I think the normal issue prohibiting e2e encrypted messages being actually good is that end to end encryption requires keys, and keys require verification, and verification requires a trusted outside channel.
As it stands I would want a secure line to some random user I don't know anything about, so I need a key. Where do I get a user's key? I ask the same untrusted admin of their lemmy instance for it and they give it to me. How do I validate this key is actually this user's? I don't, I just trust the key the admin gave me. Then I encrypt my message and send it over.
So it protects against an honest instance being attacked later. Or against a shortsighted admin who might feel a little like peeking but hadn't thought about being dishonest yet.
But in exchange for a smidge of security, what you gain is that new clients can't read any DM you received before you started using it, or a buggy client who hasn't synced the keys lately sending a message that only 2 of your clients can read but not the one you're using right now. Or a phone falling into a toilet and effectively taking all your DMs with it because either there was no UI to back up your keys, or there was one but you didn't use it because no one ever uses it, or there is a UI to backup the keys but no UI to import them on the next client, etc.

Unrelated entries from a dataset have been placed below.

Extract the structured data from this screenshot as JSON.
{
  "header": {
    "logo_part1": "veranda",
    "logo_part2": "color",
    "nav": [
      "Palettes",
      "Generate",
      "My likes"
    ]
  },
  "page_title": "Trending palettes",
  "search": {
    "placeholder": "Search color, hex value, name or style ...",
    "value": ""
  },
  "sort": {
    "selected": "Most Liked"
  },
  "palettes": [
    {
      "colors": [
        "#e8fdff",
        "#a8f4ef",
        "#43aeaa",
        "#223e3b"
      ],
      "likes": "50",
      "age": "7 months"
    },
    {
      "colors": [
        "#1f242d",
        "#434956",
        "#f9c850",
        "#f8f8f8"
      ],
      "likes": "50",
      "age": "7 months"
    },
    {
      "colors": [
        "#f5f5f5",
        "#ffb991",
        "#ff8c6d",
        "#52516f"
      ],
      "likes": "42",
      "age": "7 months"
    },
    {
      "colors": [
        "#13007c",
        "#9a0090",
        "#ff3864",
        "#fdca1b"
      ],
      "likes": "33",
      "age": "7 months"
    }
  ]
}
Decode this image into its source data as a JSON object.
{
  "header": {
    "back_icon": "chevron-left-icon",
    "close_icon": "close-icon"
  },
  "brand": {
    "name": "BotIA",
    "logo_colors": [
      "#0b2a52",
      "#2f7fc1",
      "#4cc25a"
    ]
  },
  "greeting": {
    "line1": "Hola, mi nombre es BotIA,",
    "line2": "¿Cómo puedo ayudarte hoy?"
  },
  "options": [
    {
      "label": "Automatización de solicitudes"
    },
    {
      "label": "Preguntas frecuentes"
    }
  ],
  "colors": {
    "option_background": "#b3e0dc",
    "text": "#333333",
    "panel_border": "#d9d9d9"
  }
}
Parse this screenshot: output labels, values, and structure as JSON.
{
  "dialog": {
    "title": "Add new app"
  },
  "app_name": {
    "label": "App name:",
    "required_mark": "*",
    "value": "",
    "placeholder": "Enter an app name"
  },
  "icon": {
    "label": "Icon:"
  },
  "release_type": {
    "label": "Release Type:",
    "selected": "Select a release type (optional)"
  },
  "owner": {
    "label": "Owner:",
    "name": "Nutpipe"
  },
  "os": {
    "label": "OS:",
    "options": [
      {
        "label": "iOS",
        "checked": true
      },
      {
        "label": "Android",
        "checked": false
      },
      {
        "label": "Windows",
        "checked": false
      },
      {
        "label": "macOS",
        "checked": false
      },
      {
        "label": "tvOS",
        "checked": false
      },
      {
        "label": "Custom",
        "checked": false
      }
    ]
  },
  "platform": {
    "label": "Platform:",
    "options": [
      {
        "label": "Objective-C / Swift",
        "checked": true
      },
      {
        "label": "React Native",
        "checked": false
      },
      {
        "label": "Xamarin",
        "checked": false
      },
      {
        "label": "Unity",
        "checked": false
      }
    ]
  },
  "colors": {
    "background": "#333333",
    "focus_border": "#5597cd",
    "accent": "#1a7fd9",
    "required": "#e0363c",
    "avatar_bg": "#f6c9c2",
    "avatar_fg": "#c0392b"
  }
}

In most cases I'd just want to DM somebody to ask about something on Lemmy (i.e. message a mod) so nothing that I'd be too worried about privacy with, but yeah I kinda assumed they're not super secure.
You can click on a user name to send a private message, but it doesn't save the sent private message anywhere. You get replies to your inbox, but no copy of the sent message can be viewed.
Lemmy lacks the ability to deal with private messages in a dedicated space which is something that's lacking I think. It lumps private messages in with community messages, but I think that's confusing. I suppose I could live with it, but the failure to show sent private messages anywhere is a problem for me.